Da quando è stata eletta nel 2013 l’amministrazione municipale guidata da Sabrina Alfonsi ha mantenuto una posizione ambigua sulle OSP, bloccando nei fatti l’approvazione delle schede di dettaglio del Piano di Massima Occupabilità (PMO) municipale che si è dimostrato lo strumento migliore per governare le OSP in centro storico. L’approvazione di molte schede di dettaglio avrebbe infatti portato alla soppressione di numerose OSP, cosa che evidentemente la presidente Alfonsi ha voluto evitare in tutti i modi per non mettersi contro i tanti esercenti colpiti.
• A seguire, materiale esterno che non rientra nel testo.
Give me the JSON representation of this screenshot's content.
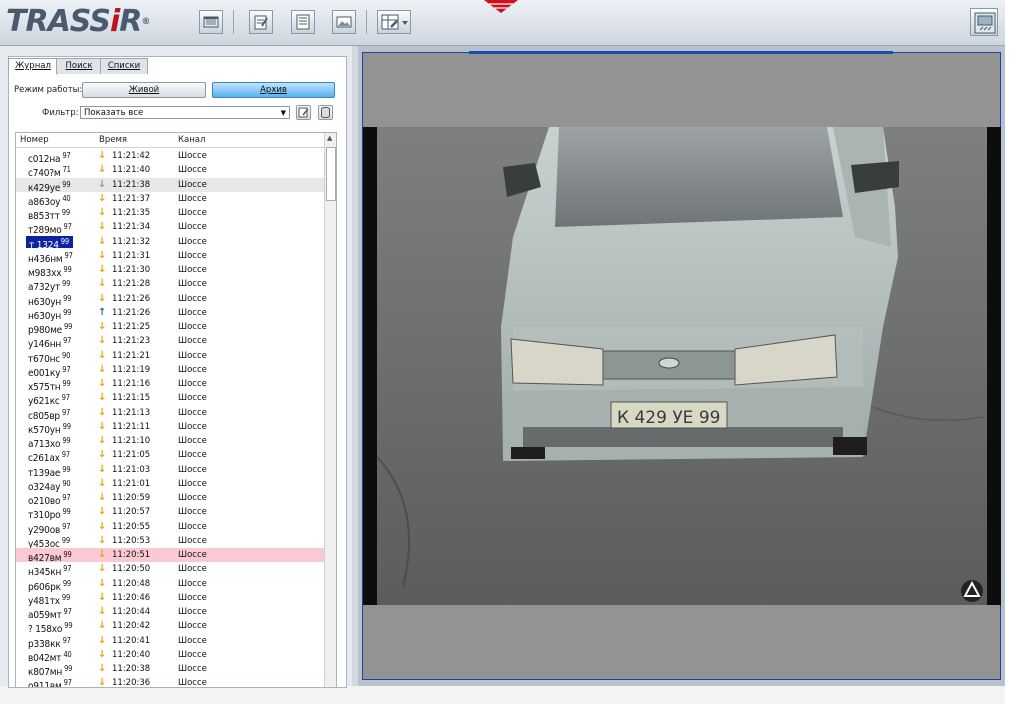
{
  "app": {
    "logo": "TRASSiR",
    "logo_mark": "®",
    "toolbar_icons": [
      "film-icon",
      "notepad-icon",
      "journal-icon",
      "picture-icon",
      "settings-menu-icon",
      "screen-mode-icon"
    ]
  },
  "tabs": [
    {
      "label": "Журнал",
      "active": true
    },
    {
      "label": "Поиск",
      "active": false
    },
    {
      "label": "Списки",
      "active": false
    }
  ],
  "mode": {
    "label": "Режим работы:",
    "live_label": "Живой",
    "archive_label": "Архив",
    "selected": "Архив"
  },
  "filter": {
    "label": "Фильтр:",
    "value": "Показать все"
  },
  "table": {
    "columns": [
      "Номер",
      "Время",
      "Канал"
    ],
    "rows": [
      {
        "plate": "с012на",
        "region": "97",
        "dir": "down",
        "time": "11:21:42",
        "channel": "Шоссе"
      },
      {
        "plate": "с740?м",
        "region": "71",
        "dir": "down",
        "time": "11:21:40",
        "channel": "Шоссе"
      },
      {
        "plate": "к429уе",
        "region": "99",
        "dir": "down-gray",
        "time": "11:21:38",
        "channel": "Шоссе",
        "state": "selected"
      },
      {
        "plate": "а863оу",
        "region": "40",
        "dir": "down",
        "time": "11:21:37",
        "channel": "Шоссе"
      },
      {
        "plate": "в853тт",
        "region": "99",
        "dir": "down",
        "time": "11:21:35",
        "channel": "Шоссе"
      },
      {
        "plate": "т289мо",
        "region": "97",
        "dir": "down",
        "time": "11:21:34",
        "channel": "Шоссе"
      },
      {
        "plate": "т 1324",
        "region": "99",
        "dir": "down",
        "time": "11:21:32",
        "channel": "Шоссе",
        "state": "highlight"
      },
      {
        "plate": "н436нм",
        "region": "97",
        "dir": "down",
        "time": "11:21:31",
        "channel": "Шоссе"
      },
      {
        "plate": "м983хх",
        "region": "99",
        "dir": "down",
        "time": "11:21:30",
        "channel": "Шоссе"
      },
      {
        "plate": "а732ут",
        "region": "99",
        "dir": "down",
        "time": "11:21:28",
        "channel": "Шоссе"
      },
      {
        "plate": "н630ун",
        "region": "99",
        "dir": "down",
        "time": "11:21:26",
        "channel": "Шоссе"
      },
      {
        "plate": "н630ун",
        "region": "99",
        "dir": "up",
        "time": "11:21:26",
        "channel": "Шоссе"
      },
      {
        "plate": "р980ме",
        "region": "99",
        "dir": "down",
        "time": "11:21:25",
        "channel": "Шоссе"
      },
      {
        "plate": "у146нн",
        "region": "97",
        "dir": "down",
        "time": "11:21:23",
        "channel": "Шоссе"
      },
      {
        "plate": "т670нс",
        "region": "90",
        "dir": "down",
        "time": "11:21:21",
        "channel": "Шоссе"
      },
      {
        "plate": "е001ку",
        "region": "97",
        "dir": "down",
        "time": "11:21:19",
        "channel": "Шоссе"
      },
      {
        "plate": "х575тн",
        "region": "99",
        "dir": "down",
        "time": "11:21:16",
        "channel": "Шоссе"
      },
      {
        "plate": "у621кс",
        "region": "97",
        "dir": "down",
        "time": "11:21:15",
        "channel": "Шоссе"
      },
      {
        "plate": "с805вр",
        "region": "97",
        "dir": "down",
        "time": "11:21:13",
        "channel": "Шоссе"
      },
      {
        "plate": "к570ун",
        "region": "99",
        "dir": "down",
        "time": "11:21:11",
        "channel": "Шоссе"
      },
      {
        "plate": "а713хо",
        "region": "99",
        "dir": "down",
        "time": "11:21:10",
        "channel": "Шоссе"
      },
      {
        "plate": "с261ах",
        "region": "97",
        "dir": "down",
        "time": "11:21:05",
        "channel": "Шоссе"
      },
      {
        "plate": "т139ае",
        "region": "99",
        "dir": "down",
        "time": "11:21:03",
        "channel": "Шоссе"
      },
      {
        "plate": "о324ау",
        "region": "90",
        "dir": "down",
        "time": "11:21:01",
        "channel": "Шоссе"
      },
      {
        "plate": "о210во",
        "region": "97",
        "dir": "down",
        "time": "11:20:59",
        "channel": "Шоссе"
      },
      {
        "plate": "т310ро",
        "region": "99",
        "dir": "down",
        "time": "11:20:57",
        "channel": "Шоссе"
      },
      {
        "plate": "у290ов",
        "region": "97",
        "dir": "down",
        "time": "11:20:55",
        "channel": "Шоссе"
      },
      {
        "plate": "у453ос",
        "region": "99",
        "dir": "down",
        "time": "11:20:53",
        "channel": "Шоссе"
      },
      {
        "plate": "в427вм",
        "region": "99",
        "dir": "down",
        "time": "11:20:51",
        "channel": "Шоссе",
        "state": "pink"
      },
      {
        "plate": "н345кн",
        "region": "97",
        "dir": "down",
        "time": "11:20:50",
        "channel": "Шоссе"
      },
      {
        "plate": "р606рк",
        "region": "99",
        "dir": "down",
        "time": "11:20:48",
        "channel": "Шоссе"
      },
      {
        "plate": "у481тх",
        "region": "99",
        "dir": "down",
        "time": "11:20:46",
        "channel": "Шоссе"
      },
      {
        "plate": "а059мт",
        "region": "97",
        "dir": "down",
        "time": "11:20:44",
        "channel": "Шоссе"
      },
      {
        "plate": "? 158хо",
        "region": "99",
        "dir": "down",
        "time": "11:20:42",
        "channel": "Шоссе"
      },
      {
        "plate": "р338кк",
        "region": "97",
        "dir": "down",
        "time": "11:20:41",
        "channel": "Шоссе"
      },
      {
        "plate": "в042мт",
        "region": "40",
        "dir": "down",
        "time": "11:20:40",
        "channel": "Шоссе"
      },
      {
        "plate": "к807мн",
        "region": "99",
        "dir": "down",
        "time": "11:20:38",
        "channel": "Шоссе"
      },
      {
        "plate": "о911вм",
        "region": "97",
        "dir": "down",
        "time": "11:20:36",
        "channel": "Шоссе"
      }
    ]
  },
  "video": {
    "license_plate_text": "К 429 УЕ 99"
  },
  "colors": {
    "arrow_down": "#e9a600",
    "arrow_up": "#2a6fb3",
    "highlight_bg": "#0b23a3",
    "pink_row": "#fbc9d2",
    "archive_button": "#58b2ef"
  }
}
Proprio lo stallo sui PMO è stata la motivazione principale per Coia per subentrare in alcune delle competenze dei Municipi, in particolare nella redazione ed approvazione dei PMO. Quindi ora la presidente Alfonsi ha buon gioco a lamentarsi perché il Municipio è stato esautorato di una competenza che le norme gli assegnano ma sicuramente starà gioendo perché ora spetterà al Comune e a Coia cancellare le tante OSP che non sono sanabili per le normative sul decoro, la sicurezza e il codice della strada.

 

È una storia molto brutta questa, dove tutti i protagonisti istituzionali fanno a gara per tutelare interessi particolari mentre l’interesse pubblico rimane senza padri e difensori, se si escludono pochi cittadini e associazioni.